Chief Technology Officer: Let ‘Clinical Need’ Be Your Guide in Purchasing Decisions


Posted June 12, 2017

Using systems engineering principles to take a hard look at the clinical needs, processes, and workflow factors involved with the deployment of clinical technology can result in substantial cost savings for healthcare facilities, said Eliezer Kotapuri, chief clinical technology officer for Mass Technologies, during a presentation Monday at the AAMI 2017 Conference & Expo.

Kotapuri cited an Institute of Medicine report that stated the healthcare system wasted an estimated $765 billion in 2009, which was more than the entire budget of the Department of Defense. Although many factors contribute to this waste, including fraud and duplication of efforts, ineffective deployment of clinical technology also plays a significant role.

Care of patients—and how the technology will affect the quality of care—should be the primary force underlying all capital purchases, according to Kotapuri.

"The clinical need should drive technology rather than the technology itself or cost," he said.

Striking the proper balance between operational and organizational efficiencies is vital to effective capital purchases. To achieve this balance, Kotapuri said the facility must start by asking the right questions. For example: Is there enough space to execute the project? Can the current ceiling height accommodate the technology? How is the real estate in the ceiling or floor used, and what takes precedence (e.g., determining whether surgical lights will reach the area of interest)? Are the correct utilities available?

He also warned against placing a heavy emphasis on whether the space and the technology within it "looks nice." The primary concern should be whether the space and equipment are functioning to benefit the patient. Rather than trying to "shoe horn" a technology into a given space, the clinical need should guide decision making.

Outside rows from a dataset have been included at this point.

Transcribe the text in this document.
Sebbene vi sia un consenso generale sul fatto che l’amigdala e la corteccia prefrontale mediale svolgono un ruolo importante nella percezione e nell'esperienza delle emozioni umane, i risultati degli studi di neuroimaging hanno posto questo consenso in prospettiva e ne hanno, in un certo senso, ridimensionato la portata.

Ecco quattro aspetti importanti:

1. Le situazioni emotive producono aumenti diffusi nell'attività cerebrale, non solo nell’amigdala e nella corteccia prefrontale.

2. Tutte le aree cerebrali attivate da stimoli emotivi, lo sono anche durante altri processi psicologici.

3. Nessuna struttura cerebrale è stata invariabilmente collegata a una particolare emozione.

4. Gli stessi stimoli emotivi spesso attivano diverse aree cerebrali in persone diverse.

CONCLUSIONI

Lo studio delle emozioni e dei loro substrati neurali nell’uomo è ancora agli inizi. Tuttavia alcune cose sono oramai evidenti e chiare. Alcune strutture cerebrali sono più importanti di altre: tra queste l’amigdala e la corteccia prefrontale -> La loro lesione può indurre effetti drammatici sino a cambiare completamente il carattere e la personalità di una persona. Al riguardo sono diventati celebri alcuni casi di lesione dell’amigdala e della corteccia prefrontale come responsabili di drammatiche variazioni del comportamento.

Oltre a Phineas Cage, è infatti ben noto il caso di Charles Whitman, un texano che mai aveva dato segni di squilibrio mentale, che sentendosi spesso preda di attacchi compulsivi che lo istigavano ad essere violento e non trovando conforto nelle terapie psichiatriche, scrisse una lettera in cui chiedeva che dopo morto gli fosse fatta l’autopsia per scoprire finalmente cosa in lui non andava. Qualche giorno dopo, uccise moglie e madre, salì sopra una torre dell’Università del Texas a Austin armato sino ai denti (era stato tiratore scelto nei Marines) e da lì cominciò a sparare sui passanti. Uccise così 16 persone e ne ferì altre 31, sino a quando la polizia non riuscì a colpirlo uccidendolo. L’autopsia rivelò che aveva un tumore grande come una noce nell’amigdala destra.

Although it's important to listen closely to architects, the decisions that are made ultimately should be based on what works best from a clinical perspective. Kotapuri also recommended reading regulations, instead of relying on the interpretation of architects or engineers, and to ask for a proof of concept. By getting these details correct from the outset, he said, the facility can avoid costly renovations over the years that follow.

Other tips from Kotapuri included:

  • Avoid technology that may change processes and introduce inefficiency. "Just because it rides and has four wheels does not mean that it can be driven on the interstate," said Kotapuri. "The technology should fit the application."
  • Ask how, where, and when the device will be used. In addition, how other equipment will interact with the incoming device requires careful review.
  • Ask for clarification on the actual functioning of the device if medical equipment planners are helping with a task.

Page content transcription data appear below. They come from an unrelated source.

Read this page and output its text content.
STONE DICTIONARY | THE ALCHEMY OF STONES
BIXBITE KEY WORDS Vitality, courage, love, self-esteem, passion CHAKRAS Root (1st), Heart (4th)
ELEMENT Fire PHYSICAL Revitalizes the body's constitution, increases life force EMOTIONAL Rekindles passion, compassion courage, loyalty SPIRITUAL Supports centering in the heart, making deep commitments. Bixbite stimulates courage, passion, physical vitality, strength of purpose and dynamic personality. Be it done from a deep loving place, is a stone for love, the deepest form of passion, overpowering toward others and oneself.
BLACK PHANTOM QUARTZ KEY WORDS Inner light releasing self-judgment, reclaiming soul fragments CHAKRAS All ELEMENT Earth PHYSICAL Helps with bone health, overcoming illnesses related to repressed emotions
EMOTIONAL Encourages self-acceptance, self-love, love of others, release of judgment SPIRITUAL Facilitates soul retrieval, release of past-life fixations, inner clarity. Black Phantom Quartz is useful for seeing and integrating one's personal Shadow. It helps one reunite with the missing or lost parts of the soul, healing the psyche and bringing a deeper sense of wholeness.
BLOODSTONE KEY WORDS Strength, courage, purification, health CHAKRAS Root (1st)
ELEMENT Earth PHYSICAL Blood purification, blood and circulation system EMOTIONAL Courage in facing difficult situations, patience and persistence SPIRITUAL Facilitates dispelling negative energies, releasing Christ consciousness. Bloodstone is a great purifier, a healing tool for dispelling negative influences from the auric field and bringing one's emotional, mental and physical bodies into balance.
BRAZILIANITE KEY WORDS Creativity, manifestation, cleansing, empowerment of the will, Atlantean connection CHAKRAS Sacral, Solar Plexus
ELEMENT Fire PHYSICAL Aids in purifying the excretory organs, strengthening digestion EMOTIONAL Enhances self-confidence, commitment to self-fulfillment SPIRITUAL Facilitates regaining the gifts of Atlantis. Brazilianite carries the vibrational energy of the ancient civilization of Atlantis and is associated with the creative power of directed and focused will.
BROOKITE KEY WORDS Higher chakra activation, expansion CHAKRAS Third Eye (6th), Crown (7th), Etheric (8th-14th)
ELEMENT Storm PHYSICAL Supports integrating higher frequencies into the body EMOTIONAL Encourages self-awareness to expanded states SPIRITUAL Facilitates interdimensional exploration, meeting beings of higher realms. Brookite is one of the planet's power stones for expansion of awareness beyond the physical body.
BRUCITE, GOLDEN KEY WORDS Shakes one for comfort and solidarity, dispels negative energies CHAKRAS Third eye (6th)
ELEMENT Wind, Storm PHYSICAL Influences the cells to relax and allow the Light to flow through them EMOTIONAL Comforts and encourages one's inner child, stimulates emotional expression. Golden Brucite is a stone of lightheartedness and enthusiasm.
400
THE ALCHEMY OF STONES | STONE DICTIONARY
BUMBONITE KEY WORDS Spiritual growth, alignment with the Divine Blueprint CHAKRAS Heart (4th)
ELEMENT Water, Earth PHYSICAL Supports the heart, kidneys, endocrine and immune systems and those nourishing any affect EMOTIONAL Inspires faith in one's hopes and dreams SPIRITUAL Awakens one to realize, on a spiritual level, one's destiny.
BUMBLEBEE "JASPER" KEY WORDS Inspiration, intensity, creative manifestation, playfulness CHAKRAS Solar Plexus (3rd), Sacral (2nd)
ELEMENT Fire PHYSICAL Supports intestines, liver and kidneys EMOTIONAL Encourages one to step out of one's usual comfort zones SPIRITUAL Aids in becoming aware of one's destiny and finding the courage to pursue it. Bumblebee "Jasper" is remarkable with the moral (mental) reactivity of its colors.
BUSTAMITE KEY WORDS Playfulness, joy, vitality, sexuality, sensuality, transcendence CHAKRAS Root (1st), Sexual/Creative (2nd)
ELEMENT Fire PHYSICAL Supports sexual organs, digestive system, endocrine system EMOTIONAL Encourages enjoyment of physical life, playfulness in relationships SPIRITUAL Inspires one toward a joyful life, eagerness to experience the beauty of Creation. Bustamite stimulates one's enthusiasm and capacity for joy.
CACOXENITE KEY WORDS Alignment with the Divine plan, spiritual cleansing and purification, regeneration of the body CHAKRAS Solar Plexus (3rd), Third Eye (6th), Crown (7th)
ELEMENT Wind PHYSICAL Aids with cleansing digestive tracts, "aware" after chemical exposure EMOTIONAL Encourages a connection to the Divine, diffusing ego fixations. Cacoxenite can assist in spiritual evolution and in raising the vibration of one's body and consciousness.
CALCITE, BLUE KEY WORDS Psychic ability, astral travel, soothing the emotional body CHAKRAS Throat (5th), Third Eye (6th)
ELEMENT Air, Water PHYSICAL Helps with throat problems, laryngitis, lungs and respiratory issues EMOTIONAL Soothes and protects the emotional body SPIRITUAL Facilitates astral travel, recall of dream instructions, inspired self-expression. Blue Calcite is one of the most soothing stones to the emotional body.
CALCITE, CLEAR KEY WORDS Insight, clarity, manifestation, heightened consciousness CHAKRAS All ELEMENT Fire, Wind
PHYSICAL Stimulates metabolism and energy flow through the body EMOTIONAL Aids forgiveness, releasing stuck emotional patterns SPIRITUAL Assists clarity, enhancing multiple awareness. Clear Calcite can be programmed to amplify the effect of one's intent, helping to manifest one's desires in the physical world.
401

Kotapuri offered the following guarantee: "If the right technology is not selected, then the application and use of the technology will never be right."

On a similar note, Kotapuri emphasized that technology and technique are two different things. "You can't ask for a technique to be perfect if the technology is not perfect," he said. "I can't stress this point enough."

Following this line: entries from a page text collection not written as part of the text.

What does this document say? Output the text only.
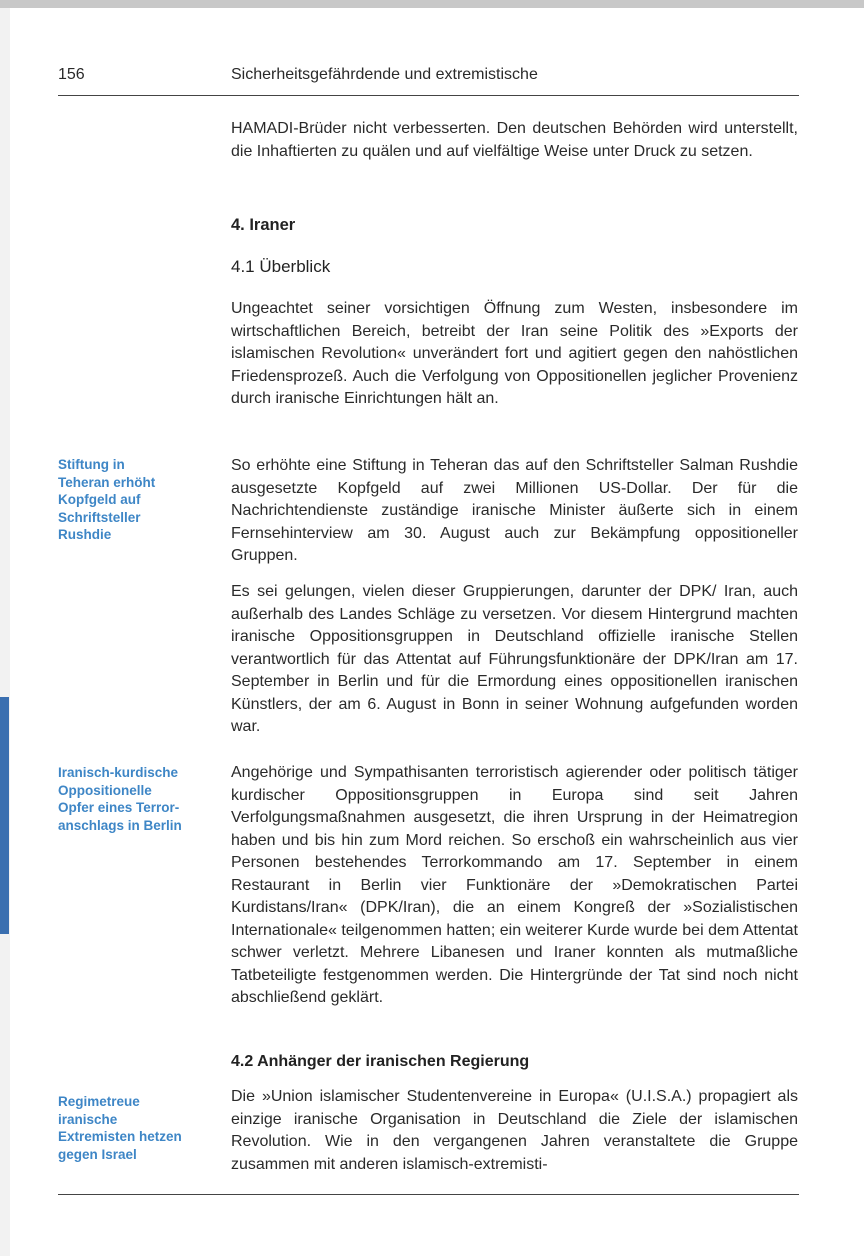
156	Sicherheitsgefährdende und extremistische
HAMADI-Brüder nicht verbesserten. Den deutschen Behörden wird unterstellt, die Inhaftierten zu quälen und auf vielfältige Weise unter Druck zu setzen.
4. Iraner
4.1 Überblick
Ungeachtet seiner vorsichtigen Öffnung zum Westen, insbesondere im wirtschaftlichen Bereich, betreibt der Iran seine Politik des »Exports der islamischen Revolution« unverändert fort und agitiert gegen den nahöstlichen Friedensprozeß. Auch die Verfolgung von Oppositionellen jeglicher Provenienz durch iranische Einrichtungen hält an.
Stiftung in
Teheran erhöht
Kopfgeld auf
Schriftsteller
Rushdie
So erhöhte eine Stiftung in Teheran das auf den Schriftsteller Salman Rushdie ausgesetzte Kopfgeld auf zwei Millionen US-Dollar. Der für die Nachrichtendienste zuständige iranische Minister äußerte sich in einem Fernsehinterview am 30. August auch zur Bekämpfung oppositioneller Gruppen.
Es sei gelungen, vielen dieser Gruppierungen, darunter der DPK/ Iran, auch außerhalb des Landes Schläge zu versetzen. Vor diesem Hintergrund machten iranische Oppositionsgruppen in Deutschland offizielle iranische Stellen verantwortlich für das Attentat auf Führungsfunktionäre der DPK/Iran am 17. September in Berlin und für die Ermordung eines oppositionellen iranischen Künstlers, der am 6. August in Bonn in seiner Wohnung aufgefunden worden war.
Iranisch-kurdische
Oppositionelle
Opfer eines Terror-
anschlags in Berlin
Angehörige und Sympathisanten terroristisch agierender oder politisch tätiger kurdischer Oppositionsgruppen in Europa sind seit Jahren Verfolgungsmaßnahmen ausgesetzt, die ihren Ursprung in der Heimatregion haben und bis hin zum Mord reichen. So erschoß ein wahrscheinlich aus vier Personen bestehendes Terrorkommando am 17. September in einem Restaurant in Berlin vier Funktionäre der »Demokratischen Partei Kurdistans/Iran« (DPK/Iran), die an einem Kongreß der »Sozialistischen Internationale« teilgenommen hatten; ein weiterer Kurde wurde bei dem Attentat schwer verletzt. Mehrere Libanesen und Iraner konnten als mutmaßliche Tatbeteiligte festgenommen werden. Die Hintergründe der Tat sind noch nicht abschließend geklärt.
4.2 Anhänger der iranischen Regierung
Regimetreue
iranische
Extremisten hetzen
gegen Israel
Die »Union islamischer Studentenvereine in Europa« (U.I.S.A.) propagiert als einzige iranische Organisation in Deutschland die Ziele der islamischen Revolution. Wie in den vergangenen Jahren veranstaltete die Gruppe zusammen mit anderen islamisch-extremisti-
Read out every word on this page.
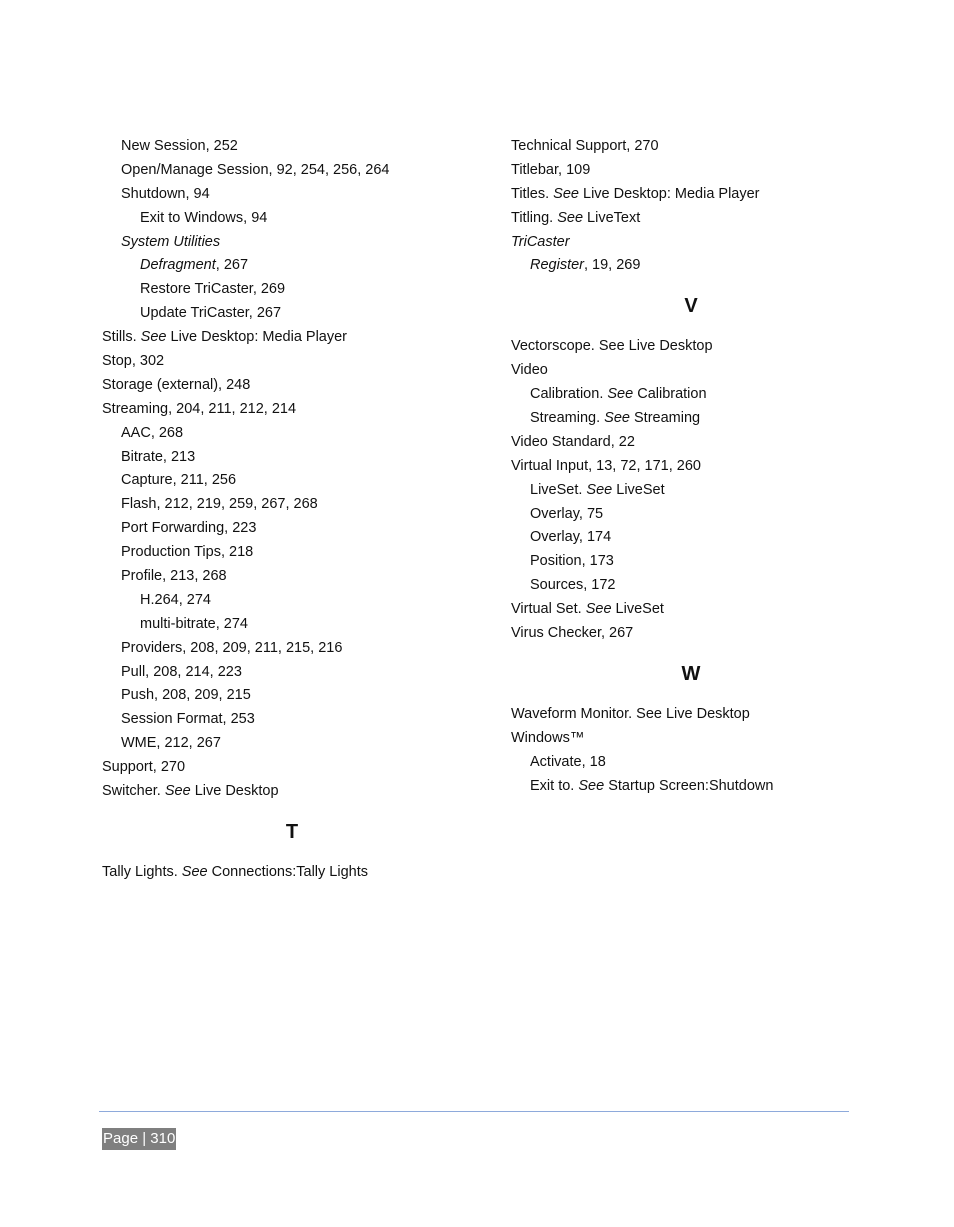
New Session, 252
Open/Manage Session, 92, 254, 256, 264
Shutdown, 94
Exit to Windows, 94
System Utilities
Defragment, 267
Restore TriCaster, 269
Update TriCaster, 267
Stills. See Live Desktop: Media Player
Stop, 302
Storage (external), 248
Streaming, 204, 211, 212, 214
AAC, 268
Bitrate, 213
Capture, 211, 256
Flash, 212, 219, 259, 267, 268
Port Forwarding, 223
Production Tips, 218
Profile, 213, 268
H.264, 274
multi-bitrate, 274
Providers, 208, 209, 211, 215, 216
Pull, 208, 214, 223
Push, 208, 209, 215
Session Format, 253
WME, 212, 267
Support, 270
Switcher. See Live Desktop
T
Tally Lights. See Connections:Tally Lights
Technical Support, 270
Titlebar, 109
Titles. See Live Desktop: Media Player
Titling. See LiveText
TriCaster
Register, 19, 269
V
Vectorscope. See Live Desktop
Video
Calibration. See Calibration
Streaming. See Streaming
Video Standard, 22
Virtual Input, 13, 72, 171, 260
LiveSet. See LiveSet
Overlay, 75
Overlay, 174
Position, 173
Sources, 172
Virtual Set. See LiveSet
Virus Checker, 267
W
Waveform Monitor. See Live Desktop
Windows™
Activate, 18
Exit to. See Startup Screen:Shutdown
Page | 310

To further illustrate this point, he described the differences in applying process engineering concepts in the automotive industry versus in healthcare. A statement such as, "If performing a certain job takes six minutes, then 10 cars can be processed in an hour," can work for the automotive industry because the variables involved are more or less fixed. However, because of the myriad of human factors in healthcare, a statement such as,"If performing a certain job takes six minutes, processing 10 patients in an hour," would be irresponsible, as it discounts the elusive "human element."

Our thinking, said Kotapuri, has to evolve commensurate with the technology itself. We must challenge conventional thinking and adopt innovative designs. By taking an approach of "impacting the impact before the impact impacts you," said Kotapuri, we can benefit patients, reduce waste, and save money.